Putting His Education into Practice
Anthony received a bachelor’s degree in occupational safety and health from CSU with plans to pursue a master’s degree in the same field. In addition, he earned a risk management certification and was invited to speak at Illinois State University in 2023 as a consultant. The college is a hub for insurance and risk management.
“By enrolling at Columbia Southern University, I learned to think bigger about what was possible for my career and my impact,” he said. “My coursework gave me a strong foundation in safety and leadership, but it also pushed me to look beyond my immediate surroundings and step outside my comfort zone. As I got more involved in the safety profession, the confidence and credibility I gained through CSU helped me build connections through the American Society of Safety Professionals and to be bold enough to ask for new opportunities.”
“Those connections opened doors for me to collaborate with research teams at Illinois State University, where I worked alongside professionals exploring the future of safety through wearable technology, artificial intelligence and other emerging tools. Through that work, I was also introduced to risk management and began to understand how the insurance industry and risk management go hand in hand, how insurers look at exposure, and how companies structure their safety programs to control risk and protect people and assets.”
AI’s Impact on Safety in the Future
Anthony’s goal is to reduce injury risk in the safety field by using AI to analyze current, relevant data.
“Believe it or not, one of the things that has killed safety in the years is not having data that you can quantify, that you can utilize verses still using data that’s five years old for training, for improving and even for risk management,” he said. “You cannot use this old data.”
He is also passionate about quality of life after retirement and the long-term cost of workplace injuries including chronic pain, medication dependency and more.

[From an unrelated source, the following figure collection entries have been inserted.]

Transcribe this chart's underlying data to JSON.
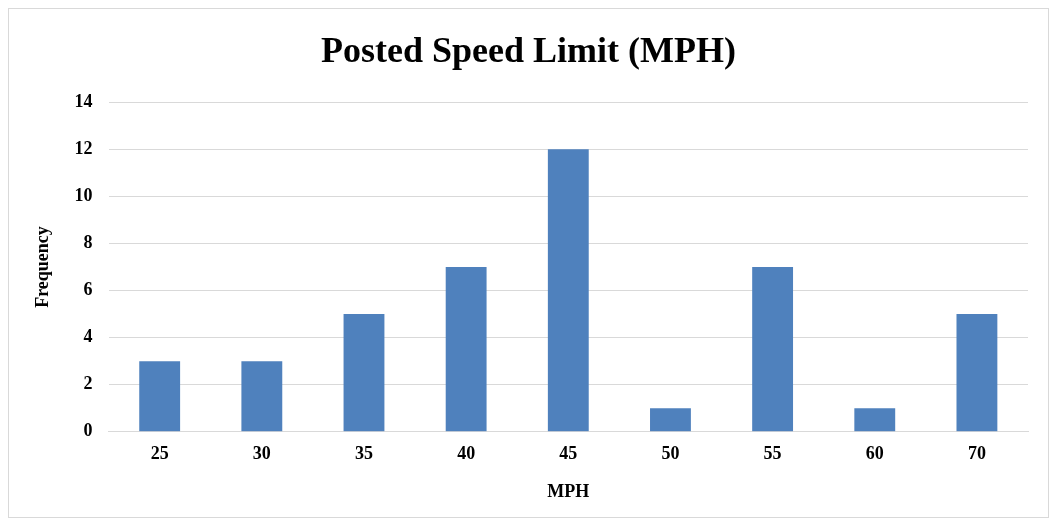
{
  "chart_data": {
    "type": "bar",
    "title": "Posted Speed Limit (MPH)",
    "xlabel": "MPH",
    "ylabel": "Frequency",
    "categories": [
      "25",
      "30",
      "35",
      "40",
      "45",
      "50",
      "55",
      "60",
      "70"
    ],
    "values": [
      3,
      3,
      5,
      7,
      12,
      1,
      7,
      1,
      5
    ],
    "color": "#4f81bd",
    "ylim": [
      0,
      14
    ],
    "yticks": [
      0,
      2,
      4,
      6,
      8,
      10,
      12,
      14
    ],
    "grid": "y",
    "legend": false
  }
}
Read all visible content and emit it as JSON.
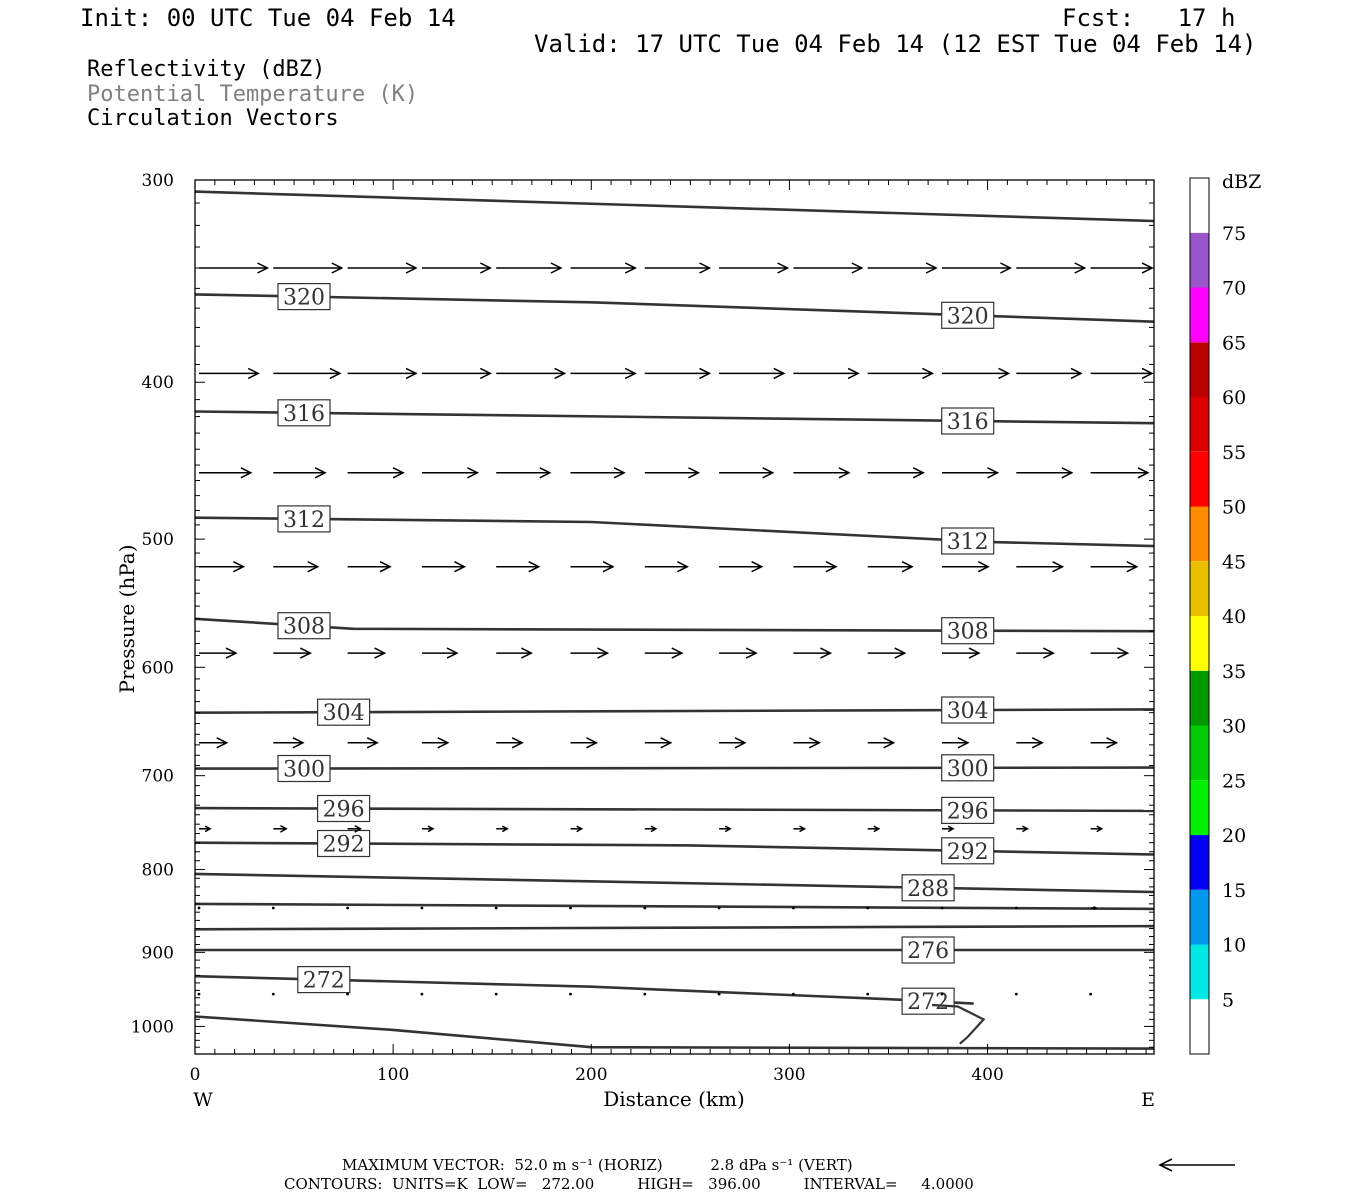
{
  "header": {
    "init": "Init: 00 UTC Tue 04 Feb 14",
    "fcst": "Fcst:   17 h",
    "valid": "Valid: 17 UTC Tue 04 Feb 14 (12 EST Tue 04 Feb 14)"
  },
  "fields": [
    {
      "label": "Reflectivity (dBZ)",
      "color": "#000000"
    },
    {
      "label": "Potential Temperature (K)",
      "color": "#808080"
    },
    {
      "label": "Circulation Vectors",
      "color": "#000000"
    }
  ],
  "chart_data": {
    "type": "cross-section",
    "ylabel": "Pressure (hPa)",
    "xlabel": "Distance (km)",
    "x_end_labels": {
      "left": "W",
      "right": "E"
    },
    "xlim": [
      0,
      484
    ],
    "ylim": [
      1040,
      300
    ],
    "y_log": true,
    "x_ticks": [
      0,
      100,
      200,
      300,
      400
    ],
    "y_ticks": [
      300,
      400,
      500,
      600,
      700,
      800,
      900,
      1000
    ],
    "theta_contours": [
      {
        "value": "",
        "points": [
          [
            0,
            305
          ],
          [
            484,
            318
          ]
        ]
      },
      {
        "value": "320",
        "points": [
          [
            0,
            353
          ],
          [
            200,
            357
          ],
          [
            484,
            367
          ]
        ],
        "labels_at": [
          55,
          390
        ]
      },
      {
        "value": "316",
        "points": [
          [
            0,
            417
          ],
          [
            484,
            424
          ]
        ],
        "labels_at": [
          55,
          390
        ]
      },
      {
        "value": "312",
        "points": [
          [
            0,
            485
          ],
          [
            200,
            488
          ],
          [
            400,
            502
          ],
          [
            484,
            505
          ]
        ],
        "labels_at": [
          55,
          390
        ]
      },
      {
        "value": "308",
        "points": [
          [
            0,
            560
          ],
          [
            80,
            568
          ],
          [
            484,
            570
          ]
        ],
        "labels_at": [
          55,
          390
        ]
      },
      {
        "value": "304",
        "points": [
          [
            0,
            640
          ],
          [
            484,
            637
          ]
        ],
        "labels_at": [
          75,
          390
        ]
      },
      {
        "value": "300",
        "points": [
          [
            0,
            693
          ],
          [
            484,
            692
          ]
        ],
        "labels_at": [
          55,
          390
        ]
      },
      {
        "value": "296",
        "points": [
          [
            0,
            733
          ],
          [
            484,
            736
          ]
        ],
        "labels_at": [
          75,
          390
        ]
      },
      {
        "value": "292",
        "points": [
          [
            0,
            770
          ],
          [
            250,
            773
          ],
          [
            484,
            783
          ]
        ],
        "labels_at": [
          75,
          390
        ]
      },
      {
        "value": "288",
        "points": [
          [
            0,
            805
          ],
          [
            484,
            826
          ]
        ],
        "labels_at": [
          370
        ]
      },
      {
        "value": "",
        "points": [
          [
            0,
            840
          ],
          [
            484,
            846
          ]
        ]
      },
      {
        "value": "",
        "points": [
          [
            0,
            871
          ],
          [
            484,
            867
          ]
        ]
      },
      {
        "value": "276",
        "points": [
          [
            0,
            897
          ],
          [
            484,
            897
          ]
        ],
        "labels_at": [
          370
        ]
      },
      {
        "value": "272",
        "points": [
          [
            0,
            931
          ],
          [
            200,
            945
          ],
          [
            350,
            962
          ],
          [
            393,
            968
          ]
        ],
        "labels_at": [
          65,
          370
        ]
      },
      {
        "value": "",
        "points": [
          [
            0,
            986
          ],
          [
            100,
            1005
          ],
          [
            200,
            1030
          ],
          [
            484,
            1032
          ]
        ]
      }
    ],
    "curl_272": [
      [
        372,
        970
      ],
      [
        385,
        972
      ],
      [
        398,
        990
      ],
      [
        390,
        1015
      ],
      [
        386,
        1025
      ]
    ],
    "vectors": [
      {
        "p": 340,
        "u": [
          37,
          37,
          37,
          37,
          35,
          35,
          35,
          37,
          37,
          37,
          37,
          37,
          37,
          37
        ]
      },
      {
        "p": 395,
        "u": [
          32,
          36,
          37,
          37,
          37,
          35,
          35,
          35,
          35,
          35,
          36,
          35,
          35,
          35
        ]
      },
      {
        "p": 455,
        "u": [
          28,
          28,
          30,
          30,
          29,
          29,
          29,
          29,
          30,
          30,
          30,
          30,
          31,
          31
        ]
      },
      {
        "p": 520,
        "u": [
          24,
          24,
          23,
          23,
          23,
          23,
          23,
          23,
          23,
          24,
          25,
          25,
          25,
          25
        ]
      },
      {
        "p": 588,
        "u": [
          20,
          20,
          20,
          19,
          19,
          20,
          20,
          20,
          20,
          20,
          20,
          20,
          20,
          20
        ]
      },
      {
        "p": 668,
        "u": [
          15,
          16,
          16,
          14,
          14,
          14,
          14,
          14,
          14,
          14,
          14,
          14,
          14,
          14
        ]
      },
      {
        "p": 755,
        "u": [
          6,
          7,
          7,
          6,
          6,
          6,
          6,
          6,
          6,
          6,
          6,
          6,
          6,
          6
        ]
      },
      {
        "p": 845,
        "u": [
          0,
          0,
          0,
          0,
          0,
          0,
          0,
          0,
          0,
          0,
          0,
          0,
          3,
          3
        ]
      },
      {
        "p": 955,
        "u": [
          0,
          0,
          0,
          0,
          0,
          0,
          0,
          0,
          0,
          0,
          0,
          0,
          0,
          0
        ]
      }
    ],
    "colorbar": {
      "title": "dBZ",
      "levels": [
        "5",
        "10",
        "15",
        "20",
        "25",
        "30",
        "35",
        "40",
        "45",
        "50",
        "55",
        "60",
        "65",
        "70",
        "75"
      ],
      "colors": [
        "#ffffff",
        "#00e8e8",
        "#0099ee",
        "#0000ee",
        "#00ee00",
        "#00cc00",
        "#009900",
        "#ffff00",
        "#e8c000",
        "#ff8c00",
        "#ff0000",
        "#dd0000",
        "#bb0000",
        "#ff00ff",
        "#9955cc",
        "#ffffff"
      ]
    }
  },
  "footer": {
    "max_vector": "MAXIMUM VECTOR:  52.0 m s⁻¹ (HORIZ)          2.8 dPa s⁻¹ (VERT)",
    "contours": "CONTOURS:  UNITS=K  LOW=   272.00         HIGH=   396.00         INTERVAL=     4.0000"
  }
}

By using AI to enhance safety in the workplace, these chronic conditions may be reduced.
“Columbia Southern University opened the door for me to connect with professional organizations where I was first introduced to AI in safety, AI-driven risk management and wearable technology,” he said. “By taking advantage of those opportunities while pursuing my degree, I was able to gain new knowledge, think beyond traditional approaches to safety and envision how these emerging tools can shape the future of our profession.”
“My dream is to one day return to CSU as a professor, teaching future Knights about AI in safety, AI risk management, and wearable technology, so I can pour my real-world experience back into the classroom and help the next generation go even further than I have.”
Disclaimer: These testimonials may not reflect the experience of all CSU students.
Multiple factors, including prior experience, geography, and degree field, affect career outcomes.
CSU does not guarantee a job, promotion, salary increase, eligibility for a position, or other career growth.